Florence Mills: Harlem Jazz Queen
Hardcover; 368 pages
Singer Florence Mills (1896-1927) is known to most jazz fans as a name in the footnotes, the woman who inspired Duke Ellington's marvelous composition "Black Beauty." Mills' obscurity is due mostly to the unfortunate absence of any recordings or films of her work. Nevertheless, based on the accolades Mills received during her lifetime, it's clear she was an artist of considerable genius, a magnetic performer who sang, danced, and acted with an absolutely fresh style. Bill Egan's excellent new biography Florence Mills: Harlem Jazz Queen brings this crucial figure back to life, showing her important role in jazz and indeed African-American history.
Mills grew up in Goat Alley, Washington, D.C.'s infamous slum, where she quickly demonstrated natural gifts as a singer and dancer. By age seven Mills was performing in theaters and private homes, and she rapidly developed a name on the vaudeville and burlesque circuits. Egan skillfully interweaves Mills' personal journey with historical background, showing the vitality and rough edges in this rich period of early jazz. Mills paid her dues the old-fashioned way, playing small venues all over the country, putting in endless hours rehearsing and traveling. One gets a clear sense of Mills' determination and courage, and the nearly ceaseless effort she expended honing her craft.
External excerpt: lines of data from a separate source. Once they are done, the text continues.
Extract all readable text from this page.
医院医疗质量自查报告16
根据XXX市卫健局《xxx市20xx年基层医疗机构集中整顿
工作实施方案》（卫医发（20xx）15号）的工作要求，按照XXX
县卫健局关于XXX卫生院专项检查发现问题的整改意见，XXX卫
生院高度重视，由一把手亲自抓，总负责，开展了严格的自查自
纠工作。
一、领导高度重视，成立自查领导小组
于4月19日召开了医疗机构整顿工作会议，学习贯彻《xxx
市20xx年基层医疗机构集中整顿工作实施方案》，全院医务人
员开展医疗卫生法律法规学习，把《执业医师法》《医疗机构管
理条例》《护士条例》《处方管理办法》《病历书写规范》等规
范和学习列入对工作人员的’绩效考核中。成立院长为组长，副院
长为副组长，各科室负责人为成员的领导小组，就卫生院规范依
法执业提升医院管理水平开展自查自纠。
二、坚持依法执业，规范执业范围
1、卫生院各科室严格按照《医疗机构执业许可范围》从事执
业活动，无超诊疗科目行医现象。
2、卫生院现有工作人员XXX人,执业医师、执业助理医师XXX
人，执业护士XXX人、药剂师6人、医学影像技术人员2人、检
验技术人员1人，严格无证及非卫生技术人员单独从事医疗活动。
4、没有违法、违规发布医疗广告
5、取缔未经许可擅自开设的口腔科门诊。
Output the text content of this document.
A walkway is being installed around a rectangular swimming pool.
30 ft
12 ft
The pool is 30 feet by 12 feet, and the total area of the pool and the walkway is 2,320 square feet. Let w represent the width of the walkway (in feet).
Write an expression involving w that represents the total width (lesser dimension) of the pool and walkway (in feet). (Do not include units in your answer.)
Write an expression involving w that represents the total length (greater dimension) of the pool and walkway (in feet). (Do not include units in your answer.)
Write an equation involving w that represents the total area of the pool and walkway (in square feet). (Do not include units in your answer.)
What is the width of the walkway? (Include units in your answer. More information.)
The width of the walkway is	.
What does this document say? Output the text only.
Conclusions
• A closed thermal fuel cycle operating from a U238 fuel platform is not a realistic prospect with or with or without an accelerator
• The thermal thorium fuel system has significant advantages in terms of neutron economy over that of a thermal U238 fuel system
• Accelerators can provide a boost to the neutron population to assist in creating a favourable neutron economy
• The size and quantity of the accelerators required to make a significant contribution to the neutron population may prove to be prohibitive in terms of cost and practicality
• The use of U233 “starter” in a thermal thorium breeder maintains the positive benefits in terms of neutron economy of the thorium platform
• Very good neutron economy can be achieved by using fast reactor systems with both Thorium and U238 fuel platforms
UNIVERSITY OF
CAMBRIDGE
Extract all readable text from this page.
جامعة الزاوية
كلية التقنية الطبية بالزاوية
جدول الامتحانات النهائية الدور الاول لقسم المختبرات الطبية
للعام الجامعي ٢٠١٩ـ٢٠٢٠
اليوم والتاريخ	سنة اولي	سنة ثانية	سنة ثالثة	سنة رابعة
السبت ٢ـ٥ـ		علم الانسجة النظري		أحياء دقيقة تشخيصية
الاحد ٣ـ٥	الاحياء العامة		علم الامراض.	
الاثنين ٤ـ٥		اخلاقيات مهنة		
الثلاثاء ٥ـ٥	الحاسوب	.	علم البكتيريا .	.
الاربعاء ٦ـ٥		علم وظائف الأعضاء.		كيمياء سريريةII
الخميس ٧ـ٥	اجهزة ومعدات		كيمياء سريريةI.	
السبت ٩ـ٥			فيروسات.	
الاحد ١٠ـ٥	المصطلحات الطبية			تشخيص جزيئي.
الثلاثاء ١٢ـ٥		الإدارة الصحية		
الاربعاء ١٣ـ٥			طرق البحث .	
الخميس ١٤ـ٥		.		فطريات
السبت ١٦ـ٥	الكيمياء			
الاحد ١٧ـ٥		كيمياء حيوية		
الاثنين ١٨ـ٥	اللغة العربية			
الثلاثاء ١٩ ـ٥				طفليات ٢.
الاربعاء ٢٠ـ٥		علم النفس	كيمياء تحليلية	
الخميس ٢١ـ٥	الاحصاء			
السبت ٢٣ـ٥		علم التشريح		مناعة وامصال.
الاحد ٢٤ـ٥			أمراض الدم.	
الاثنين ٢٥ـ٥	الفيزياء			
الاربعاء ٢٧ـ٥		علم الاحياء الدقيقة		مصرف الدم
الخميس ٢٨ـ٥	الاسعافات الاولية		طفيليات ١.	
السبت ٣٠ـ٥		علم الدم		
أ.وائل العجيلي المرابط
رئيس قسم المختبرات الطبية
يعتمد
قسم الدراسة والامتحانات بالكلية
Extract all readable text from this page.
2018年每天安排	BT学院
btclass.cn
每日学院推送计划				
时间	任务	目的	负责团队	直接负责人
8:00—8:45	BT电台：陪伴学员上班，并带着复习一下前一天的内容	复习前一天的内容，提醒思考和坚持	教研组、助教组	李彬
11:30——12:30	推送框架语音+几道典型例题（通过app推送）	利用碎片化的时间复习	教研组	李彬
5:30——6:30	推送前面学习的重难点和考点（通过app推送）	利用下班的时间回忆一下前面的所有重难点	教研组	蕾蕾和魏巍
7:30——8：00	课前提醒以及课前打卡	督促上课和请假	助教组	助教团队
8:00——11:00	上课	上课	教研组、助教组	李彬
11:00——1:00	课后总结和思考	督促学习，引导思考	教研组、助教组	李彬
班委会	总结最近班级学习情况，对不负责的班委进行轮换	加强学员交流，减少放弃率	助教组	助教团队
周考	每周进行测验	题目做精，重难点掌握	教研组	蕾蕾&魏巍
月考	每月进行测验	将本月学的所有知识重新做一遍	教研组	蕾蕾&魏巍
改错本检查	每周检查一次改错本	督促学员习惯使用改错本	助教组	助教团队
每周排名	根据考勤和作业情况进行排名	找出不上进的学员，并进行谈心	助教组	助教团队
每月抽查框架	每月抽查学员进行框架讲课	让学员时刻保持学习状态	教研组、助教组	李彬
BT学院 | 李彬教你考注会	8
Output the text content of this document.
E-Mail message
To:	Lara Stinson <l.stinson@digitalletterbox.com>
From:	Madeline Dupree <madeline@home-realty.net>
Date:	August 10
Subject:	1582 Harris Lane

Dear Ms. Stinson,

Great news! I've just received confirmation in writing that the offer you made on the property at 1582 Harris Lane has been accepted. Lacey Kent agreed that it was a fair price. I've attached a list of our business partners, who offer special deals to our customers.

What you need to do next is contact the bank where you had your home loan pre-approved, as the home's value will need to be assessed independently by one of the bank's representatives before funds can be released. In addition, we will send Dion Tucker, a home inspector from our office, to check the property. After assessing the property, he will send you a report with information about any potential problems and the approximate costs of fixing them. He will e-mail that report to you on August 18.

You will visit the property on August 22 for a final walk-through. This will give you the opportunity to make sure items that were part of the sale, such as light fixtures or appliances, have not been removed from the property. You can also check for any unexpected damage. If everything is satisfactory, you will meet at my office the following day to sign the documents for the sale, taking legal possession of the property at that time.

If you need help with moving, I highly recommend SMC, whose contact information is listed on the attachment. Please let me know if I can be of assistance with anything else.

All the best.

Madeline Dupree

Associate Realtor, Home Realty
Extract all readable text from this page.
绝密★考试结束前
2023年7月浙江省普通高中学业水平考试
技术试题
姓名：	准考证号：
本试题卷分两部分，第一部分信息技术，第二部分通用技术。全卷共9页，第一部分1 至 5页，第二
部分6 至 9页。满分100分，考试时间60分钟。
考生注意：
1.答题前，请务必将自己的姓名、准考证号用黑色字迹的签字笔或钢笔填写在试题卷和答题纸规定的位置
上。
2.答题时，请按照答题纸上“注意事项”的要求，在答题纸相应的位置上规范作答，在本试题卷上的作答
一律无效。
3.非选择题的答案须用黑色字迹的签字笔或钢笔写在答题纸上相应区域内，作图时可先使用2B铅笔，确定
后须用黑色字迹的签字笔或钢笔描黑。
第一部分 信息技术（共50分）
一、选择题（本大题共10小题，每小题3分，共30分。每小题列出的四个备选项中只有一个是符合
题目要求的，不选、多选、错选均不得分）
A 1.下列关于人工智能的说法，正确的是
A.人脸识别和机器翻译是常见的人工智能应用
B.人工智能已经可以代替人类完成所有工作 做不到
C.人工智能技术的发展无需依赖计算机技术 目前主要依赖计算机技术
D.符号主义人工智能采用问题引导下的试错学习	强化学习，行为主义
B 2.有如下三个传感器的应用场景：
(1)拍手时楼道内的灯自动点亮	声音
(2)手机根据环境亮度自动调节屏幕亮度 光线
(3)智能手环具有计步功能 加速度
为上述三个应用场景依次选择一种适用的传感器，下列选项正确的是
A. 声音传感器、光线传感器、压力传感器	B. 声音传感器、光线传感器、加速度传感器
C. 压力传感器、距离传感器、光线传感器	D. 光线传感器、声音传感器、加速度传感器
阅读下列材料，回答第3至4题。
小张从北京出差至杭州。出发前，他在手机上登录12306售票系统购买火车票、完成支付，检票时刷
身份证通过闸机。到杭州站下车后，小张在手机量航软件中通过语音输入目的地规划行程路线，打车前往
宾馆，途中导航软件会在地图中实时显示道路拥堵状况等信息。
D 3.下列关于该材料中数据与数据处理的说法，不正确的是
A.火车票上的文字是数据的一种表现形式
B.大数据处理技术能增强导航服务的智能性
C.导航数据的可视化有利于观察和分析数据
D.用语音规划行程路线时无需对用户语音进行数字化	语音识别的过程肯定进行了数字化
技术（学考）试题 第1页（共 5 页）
In 1921 Mills landed her breakthrough role, the lead in the hit musical "Shuffle Away." After that her star rose quickly, including long stints in London and Paris, where she was received with great enthusiasm and lauded as an international phenomena. Mills could do it all: she sang blues, "hot jazz," and ballads, plus she danced, acted, and was an accomplished comedian and mime. Luminaries such as Jelly Roll Morton, James P. Johnson, and Willie "The Lion" Smith pop up throughout the manuscript, making it clear why Mills was dubbed "The Queen of Jazz." It's also clear that Mills was a special personality; she was an intelligent woman with a warm, open heart, and even at the height of her fame showed a remarkable lack of affectation. She was also a staunch supporter of equal rights for African-Americans, and was outspoken on this issue both in the press and personally. In fact, her signature song "I'm a Little Blackbird" was a plea for racial equality, and during her life Mills shattered many racial barriers and worked tirelessly for the advancement of her race.
Mills suffered from pelvic tuberculosis, and she died at age 31 after an unsuccessful operation. Her funeral in Harlem drew more than 150,000 people, as well as a worldwide outpouring of grief. It seems inconceivable that such a major artist should have slipped into almost total obscurity; thank goodness for Egan, whose ten years of meticulous, tenacious research has at last given Mills a proper biography. And although her unique, birdlike voice and captivating performing skills can only be known through description, the book's rich selection of photographs shows Mills shining with a vitality that's inspiring even eight decades after her death.